Wednesday, October 6, 2010

Are You Sure It's Superman You're Looking For?

By now you've probably heard about the movie titled Waiting For Superman. Even if you hadn't heard of it, wonderful Oprah shared it on her show. To say that I couldn't watch her grandstanding is an understatement. I saw ten minutes and that was enough for me to see where she was going and I didn't like it. You see, not even a decade ago, Oprah had a show dedicated to giving teachers, the backbone of this nation and ever so hardworking, a ton of free stuff. Now, we're not so high on her list of awesome people. But Bill Gates is! Hooray for Bill Gates. He helped out with this movie. Hooray for billionaires expressing their insanely important views to us lowly peasants.

Let's start out with my first problem, and the basis for my blog handle, the title of this film is "Waiting For Superman." Superman, huh? Let's think about Superman for a second. Faster than a speeding bullet! Able to leap small buildings in a single bound. He's from another planet and his powers are enhanced by our yellow sun. Isn't he magical? As you've guessed, I'm not Superman. Don't get me wrong, Superman can be a helpful guy. He saves people falling from buildings and catches planes before they crash into the ground. Here's the thing with Superman; he saves you when you're near death and then you never see him again. I mean, unless you're Lois Lane, you're pretty much off of his mental radar after he swoops in to save you. What if you're suffering Post Traumatic Stress Disorder following your near death incident? What if you've suffered several injuries prior to the rescue? Is Superman there? Does he care? Well, you're not Lois Lane, so he doesn't. He's gone. He came in suddenly and disappeared just as fast. Hey, I already mentioned that he's faster than a speeding bullet!

Teaching isn't for heroes. Heroes like Superman won't do anything for the kids who are failing in our classrooms. I can't come into the classroom and rescue them in one day and then leave them. That's what our wonderful Mr. Gates and Ms. Winfrey are there to do. They'll sweep into the classroom with money and rescue a few hand selected children. Nevermind that they may be battered and bruised, physically or emotionally, from their past. Nevermind that they may be suffering daily from whatever they needed to be rescued from. They'll be paraded around as the rescued children and then left in the dust. Superman will move on. The next crisis must be attended to! But these children? These children are still here. They are still struggling. They will never go away.

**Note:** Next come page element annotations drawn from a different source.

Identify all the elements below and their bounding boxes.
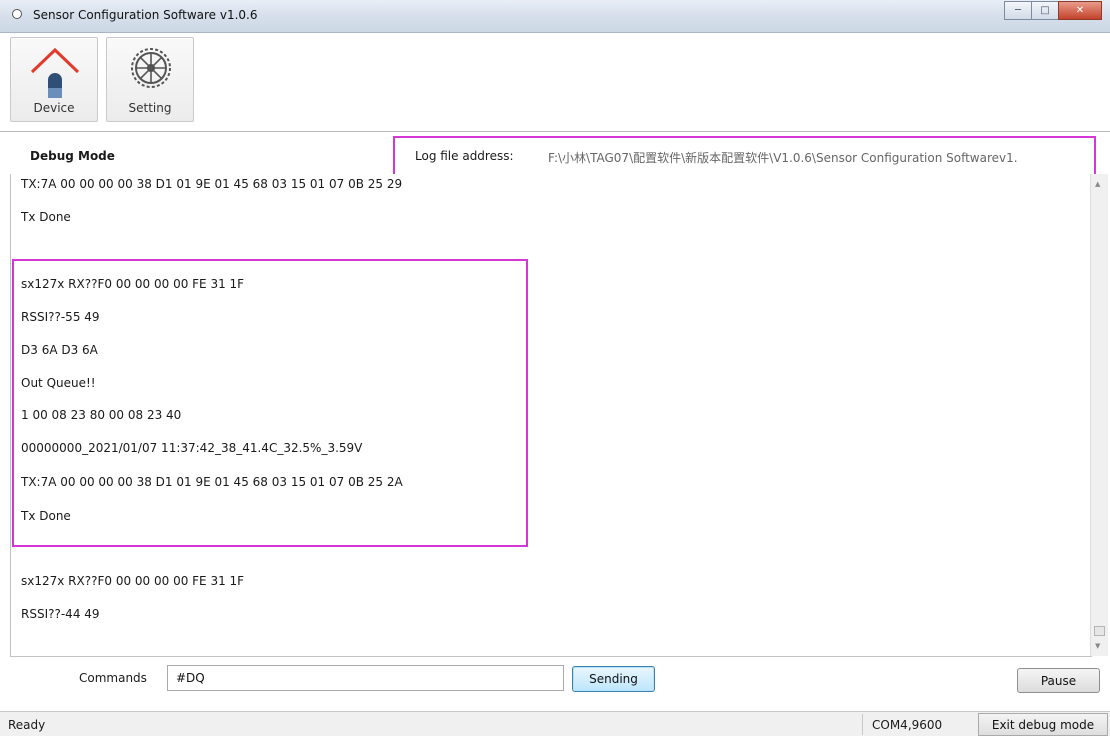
toolbar: Device Setting <box>10 35 1110 129</box>
log-address-highlight <box>393 136 1096 176</box>
log-line: sx127x RX??F0 00 00 00 00 FE 31 1F <box>21 574 245 588</box>
scroll-down-icon[interactable]: ▼ <box>1095 642 1100 650</box>
setting-label: Setting <box>128 101 172 115</box>
window-controls: ─ □ ✕ <box>1004 1 1102 20</box>
gear-icon <box>131 48 171 88</box>
scroll-thumb[interactable] <box>1094 626 1105 636</box>
device-label: Device <box>33 101 75 115</box>
close-button[interactable]: ✕ <box>1058 1 1102 20</box>
exit-debug-button[interactable]: Exit debug mode <box>978 713 1108 736</box>
maximize-button[interactable]: □ <box>1031 1 1059 20</box>
debug-mode-title: Debug Mode <box>30 149 115 163</box>
com-port-status: COM4,9600 <box>872 718 943 732</box>
log-line: Tx Done <box>21 210 71 224</box>
log-scrollbar[interactable]: ▲ ▼ <box>1090 174 1108 656</box>
window-title: Sensor Configuration Software v1.0.6 <box>33 8 258 22</box>
scroll-up-icon[interactable]: ▲ <box>1095 180 1100 188</box>
log-highlight-box <box>12 259 528 547</box>
pause-button[interactable]: Pause <box>1017 668 1100 693</box>
log-line: RSSI??-44 49 <box>21 607 100 621</box>
title-bar: Sensor Configuration Software v1.0.6 ─ □… <box>0 0 1110 33</box>
status-divider <box>862 714 863 735</box>
toolbar-divider <box>0 131 1110 132</box>
status-text: Ready <box>8 718 46 732</box>
app-icon <box>12 9 22 19</box>
status-bar: Ready COM4,9600 Exit debug mode <box>0 711 1110 736</box>
commands-input[interactable] <box>167 665 564 691</box>
commands-label: Commands <box>79 671 147 685</box>
home-icon <box>30 47 80 98</box>
setting-button[interactable]: Setting <box>106 37 194 122</box>
device-button[interactable]: Device <box>10 37 98 122</box>
send-button[interactable]: Sending <box>572 666 655 692</box>
minimize-button[interactable]: ─ <box>1004 1 1032 20</box>
log-line: TX:7A 00 00 00 00 38 D1 01 9E 01 45 68 0… <box>21 177 403 191</box>
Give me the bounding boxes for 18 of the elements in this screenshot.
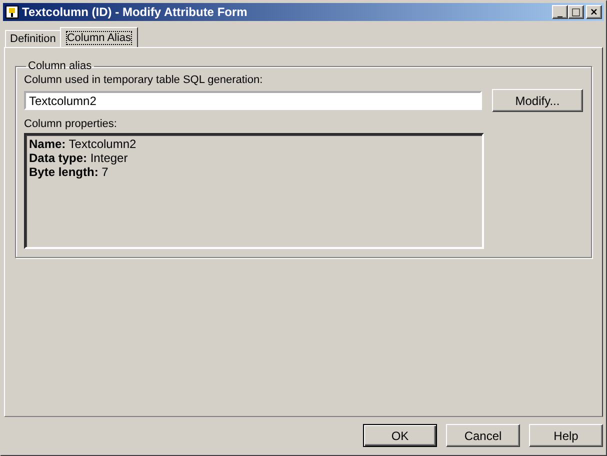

Money is great. Money is wonderful. Money is NOT the only issue in schools today. Grants and donations from the billionaires of our nation would be a Band-Aid on the broken dam of our education. No, the problem started long ago. These children were failed long before they walked through my classroom door. Sometimes their parents failed them. Sometimes society failed their parents. Sometimes? Sometimes the pressure to pass Pass PASS all of your elementary and middle school students failed them. These kids aren't going to be saved in a day. They aren't going to be saved in a week. They aren't going to be saved in an entire year. And it won't take only me to save them. I only see them five times a week for a little more than an hour for the total of a year. It's going to take everyone in their lives. It's going to take some reforms. It's going to take some parental involvement. And it's not going to happen in the blink of an eye. We just have to be sure not to rush off to the next rescue before they're set, and we need to give them the tools to stay out of danger in the fture.

1 comment:

  1. Hear, hear. This is precisely why I think we need to focus our resources on bolstering pre-primary education and why I would go so far as to support targeted intervention from birth onwards (what's the name of that survey...) in at-risk communities. It's beyond ridiculous to put these kids through a system that can't make up for disadvantaged backgrounds or poor/inadequate teaching earlier on in their lives and then hope that magically teachers are going to fix it later on. And then hold teachers "accountable" for "poor test scores" when really, any small gains should be cause for celebration because they defy the odds. We have a screwy system, that's for sure.